The disguised remuneration rules largely stopped these schemes from December 2010, but large numbers of disputes remain in relation to older arrangements. HMRC finally won in the Supreme Court in 2017 in a well publicised case involving employees of Rangers Football Club.
HMRC has a settlement opportunity for those who have used these schemes. This is aimed at employees, contractors and employers. Time is fast running out as those who do not sign up for the scheme by 30 September 2018 will face a new 'disguised remuneration loan charge' from April 2019. This widely drafted provision will impose income tax and national insurance liabilities in relation to any third party employment loan made since 6 April 1999.
Although in most cases the liability for the tax should fall on the employer, employees could be liable for the tax in some circumstances.
Those advising employers, employees and trustees who have been involved in this type of arrangement need to be aware of the consequences for their clients if they fail to act.
Off payroll working
Employment status has been a major area of focus for HMRC investigations over recent years. The rise in the 'gig economy' has led to fewer individuals being formally employed and therefore having tax deducted under PAYE. As well as routine employer compliance reviews, there have been clampdowns on particular types of job, including a focus recently on dental associates.
In the public sector, new rules were introduced in 2017 to tackle individuals operating through personal service companies (PSCs).
Under the old rules – which still apply (for now) for the private sector (often referred to as 'IR35') – when an individual provides services to a client through a PSC, employment taxes have to be paid if the individual would have been regarded as an employee of the client, had the individual not contracted through the PSC. However, the income tax and national insurance contribution (NIC) liabilities fall on the PSC not the client.
Under the new public sector off-payroll working rules, public authorities are responsible for determining the employment status of those they engage through PSCs or other intermediaries.
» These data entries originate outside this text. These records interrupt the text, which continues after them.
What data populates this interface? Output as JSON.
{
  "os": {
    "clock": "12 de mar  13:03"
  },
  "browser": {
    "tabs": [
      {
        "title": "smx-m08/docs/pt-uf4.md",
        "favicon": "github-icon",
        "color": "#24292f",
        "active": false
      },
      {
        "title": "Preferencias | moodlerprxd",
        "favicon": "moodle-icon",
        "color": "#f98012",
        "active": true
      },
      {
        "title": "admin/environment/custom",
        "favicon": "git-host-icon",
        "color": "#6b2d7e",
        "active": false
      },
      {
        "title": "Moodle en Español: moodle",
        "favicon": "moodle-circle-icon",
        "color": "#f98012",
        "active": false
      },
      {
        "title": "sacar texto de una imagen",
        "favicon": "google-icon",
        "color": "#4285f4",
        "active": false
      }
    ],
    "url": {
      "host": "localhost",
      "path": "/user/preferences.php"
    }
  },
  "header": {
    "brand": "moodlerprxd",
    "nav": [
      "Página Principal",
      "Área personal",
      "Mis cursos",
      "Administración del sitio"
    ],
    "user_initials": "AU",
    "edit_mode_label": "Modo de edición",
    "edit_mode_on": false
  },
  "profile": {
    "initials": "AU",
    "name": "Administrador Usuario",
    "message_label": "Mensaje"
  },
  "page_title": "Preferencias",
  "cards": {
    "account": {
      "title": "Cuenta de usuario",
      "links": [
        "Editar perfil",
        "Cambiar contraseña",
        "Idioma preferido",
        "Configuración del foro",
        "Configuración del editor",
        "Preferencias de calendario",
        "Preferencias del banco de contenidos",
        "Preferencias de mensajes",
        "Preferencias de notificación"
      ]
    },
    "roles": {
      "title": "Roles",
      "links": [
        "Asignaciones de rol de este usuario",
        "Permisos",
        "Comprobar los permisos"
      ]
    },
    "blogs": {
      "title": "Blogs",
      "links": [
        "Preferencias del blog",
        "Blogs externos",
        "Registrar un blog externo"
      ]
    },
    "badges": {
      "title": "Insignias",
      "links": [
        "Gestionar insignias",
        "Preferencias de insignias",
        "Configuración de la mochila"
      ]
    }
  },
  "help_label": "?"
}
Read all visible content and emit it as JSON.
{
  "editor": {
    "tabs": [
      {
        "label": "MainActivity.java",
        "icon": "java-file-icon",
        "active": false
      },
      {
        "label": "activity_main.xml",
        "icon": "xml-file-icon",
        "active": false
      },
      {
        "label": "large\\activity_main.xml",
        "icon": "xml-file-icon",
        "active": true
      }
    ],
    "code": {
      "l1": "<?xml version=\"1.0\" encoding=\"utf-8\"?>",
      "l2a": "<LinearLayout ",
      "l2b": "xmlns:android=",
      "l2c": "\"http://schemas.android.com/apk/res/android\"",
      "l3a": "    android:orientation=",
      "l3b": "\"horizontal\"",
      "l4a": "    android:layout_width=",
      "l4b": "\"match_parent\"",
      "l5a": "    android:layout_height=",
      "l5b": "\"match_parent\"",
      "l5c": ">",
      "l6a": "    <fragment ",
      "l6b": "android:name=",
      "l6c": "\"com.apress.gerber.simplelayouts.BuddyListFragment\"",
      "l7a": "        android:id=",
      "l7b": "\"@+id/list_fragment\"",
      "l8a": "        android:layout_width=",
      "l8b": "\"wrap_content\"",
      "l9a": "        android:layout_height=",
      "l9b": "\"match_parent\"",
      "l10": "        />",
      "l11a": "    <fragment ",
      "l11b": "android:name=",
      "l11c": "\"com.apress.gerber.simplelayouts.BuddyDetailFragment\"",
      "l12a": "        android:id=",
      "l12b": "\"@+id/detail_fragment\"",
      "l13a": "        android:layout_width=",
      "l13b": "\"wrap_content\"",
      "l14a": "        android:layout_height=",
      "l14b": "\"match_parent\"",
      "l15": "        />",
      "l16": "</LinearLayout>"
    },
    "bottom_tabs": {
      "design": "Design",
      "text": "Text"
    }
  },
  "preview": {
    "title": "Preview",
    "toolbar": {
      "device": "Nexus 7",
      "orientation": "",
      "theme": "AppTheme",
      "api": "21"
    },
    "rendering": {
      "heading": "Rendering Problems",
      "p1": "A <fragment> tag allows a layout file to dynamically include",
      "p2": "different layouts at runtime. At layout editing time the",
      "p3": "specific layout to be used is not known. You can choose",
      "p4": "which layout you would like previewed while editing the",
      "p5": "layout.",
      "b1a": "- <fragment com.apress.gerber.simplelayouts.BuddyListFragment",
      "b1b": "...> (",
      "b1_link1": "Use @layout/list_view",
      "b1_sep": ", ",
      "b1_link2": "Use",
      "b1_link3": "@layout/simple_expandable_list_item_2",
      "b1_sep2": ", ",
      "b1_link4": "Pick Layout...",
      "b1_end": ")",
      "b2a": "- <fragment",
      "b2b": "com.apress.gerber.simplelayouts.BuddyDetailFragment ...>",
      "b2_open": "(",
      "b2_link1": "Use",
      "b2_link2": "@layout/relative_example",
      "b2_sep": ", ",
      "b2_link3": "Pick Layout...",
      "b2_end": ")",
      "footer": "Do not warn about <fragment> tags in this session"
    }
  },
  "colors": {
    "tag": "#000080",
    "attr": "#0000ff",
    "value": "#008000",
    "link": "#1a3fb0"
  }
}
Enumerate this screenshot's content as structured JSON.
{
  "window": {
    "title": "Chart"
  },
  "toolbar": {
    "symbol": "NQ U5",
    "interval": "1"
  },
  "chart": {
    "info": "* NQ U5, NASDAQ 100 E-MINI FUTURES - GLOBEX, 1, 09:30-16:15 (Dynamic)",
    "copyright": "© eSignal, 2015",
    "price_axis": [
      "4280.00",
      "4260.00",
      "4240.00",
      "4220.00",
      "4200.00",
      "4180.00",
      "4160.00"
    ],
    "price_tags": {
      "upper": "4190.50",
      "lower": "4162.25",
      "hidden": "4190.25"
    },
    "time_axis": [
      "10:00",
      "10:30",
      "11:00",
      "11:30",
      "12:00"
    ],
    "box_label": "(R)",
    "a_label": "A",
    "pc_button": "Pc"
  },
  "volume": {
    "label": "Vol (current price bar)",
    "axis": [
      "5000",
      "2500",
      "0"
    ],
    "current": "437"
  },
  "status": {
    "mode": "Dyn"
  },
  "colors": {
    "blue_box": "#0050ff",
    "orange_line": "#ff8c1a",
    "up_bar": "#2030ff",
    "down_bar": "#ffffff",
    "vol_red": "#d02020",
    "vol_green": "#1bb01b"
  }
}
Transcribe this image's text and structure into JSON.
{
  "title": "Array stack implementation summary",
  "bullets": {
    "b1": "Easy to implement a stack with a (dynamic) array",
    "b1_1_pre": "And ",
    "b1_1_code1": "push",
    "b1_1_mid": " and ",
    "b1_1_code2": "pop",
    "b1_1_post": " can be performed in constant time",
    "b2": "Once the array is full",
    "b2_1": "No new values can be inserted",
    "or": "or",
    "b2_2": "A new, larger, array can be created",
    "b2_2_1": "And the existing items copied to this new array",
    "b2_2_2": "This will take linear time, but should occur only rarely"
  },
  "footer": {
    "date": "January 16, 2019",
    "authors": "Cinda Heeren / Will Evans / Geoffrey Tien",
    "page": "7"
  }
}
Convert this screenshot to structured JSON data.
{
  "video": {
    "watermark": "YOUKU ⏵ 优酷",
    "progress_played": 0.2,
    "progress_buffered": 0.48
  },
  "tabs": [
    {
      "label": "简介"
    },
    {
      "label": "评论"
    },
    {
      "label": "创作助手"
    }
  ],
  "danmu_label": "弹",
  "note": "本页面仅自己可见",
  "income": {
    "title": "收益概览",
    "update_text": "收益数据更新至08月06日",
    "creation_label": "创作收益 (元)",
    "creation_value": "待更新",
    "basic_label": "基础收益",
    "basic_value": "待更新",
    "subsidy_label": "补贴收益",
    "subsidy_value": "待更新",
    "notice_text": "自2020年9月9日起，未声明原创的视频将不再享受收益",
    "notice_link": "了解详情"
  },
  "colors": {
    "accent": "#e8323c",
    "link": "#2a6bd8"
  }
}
They are obliged to deduct income tax and employee NICs and account for employer NICs in respect of payments to PSCs where the individual would have been an employee if engaged directly by the authority rather than through a PSC. In other words, the risk of employment status being proven sits with the public sector engager, which takes away most of the attractiveness of PSC arrangements for them.
As HMRC considers that the IR35 legislation is not working effectively, and non-compliance is widespread, it is consulting on a proposal to extend the public sector off-payroll rules to the private sector.
Should this change be introduced, one significant added cost for private sector clients engaging individuals through PSCs will be the risk of having to pay employer's NICs (currently 13.8%). There will also be an increased administrative burden as businesses of all sizes will have to more closely consider the tax status of all their off-payroll workers. This could be a significant issue in the construction and financial services sectors, where such engagements are common
Tax advisers need to be aware of the impact these changes could have on their clients and of the increasing number of measures which could catch the unwitting tax adviser.
Blog by Jason Collins, a Partner at Pinsent Masons LLP and member of the Chartered Institute of Taxation’s Management of Taxes Sub-committee.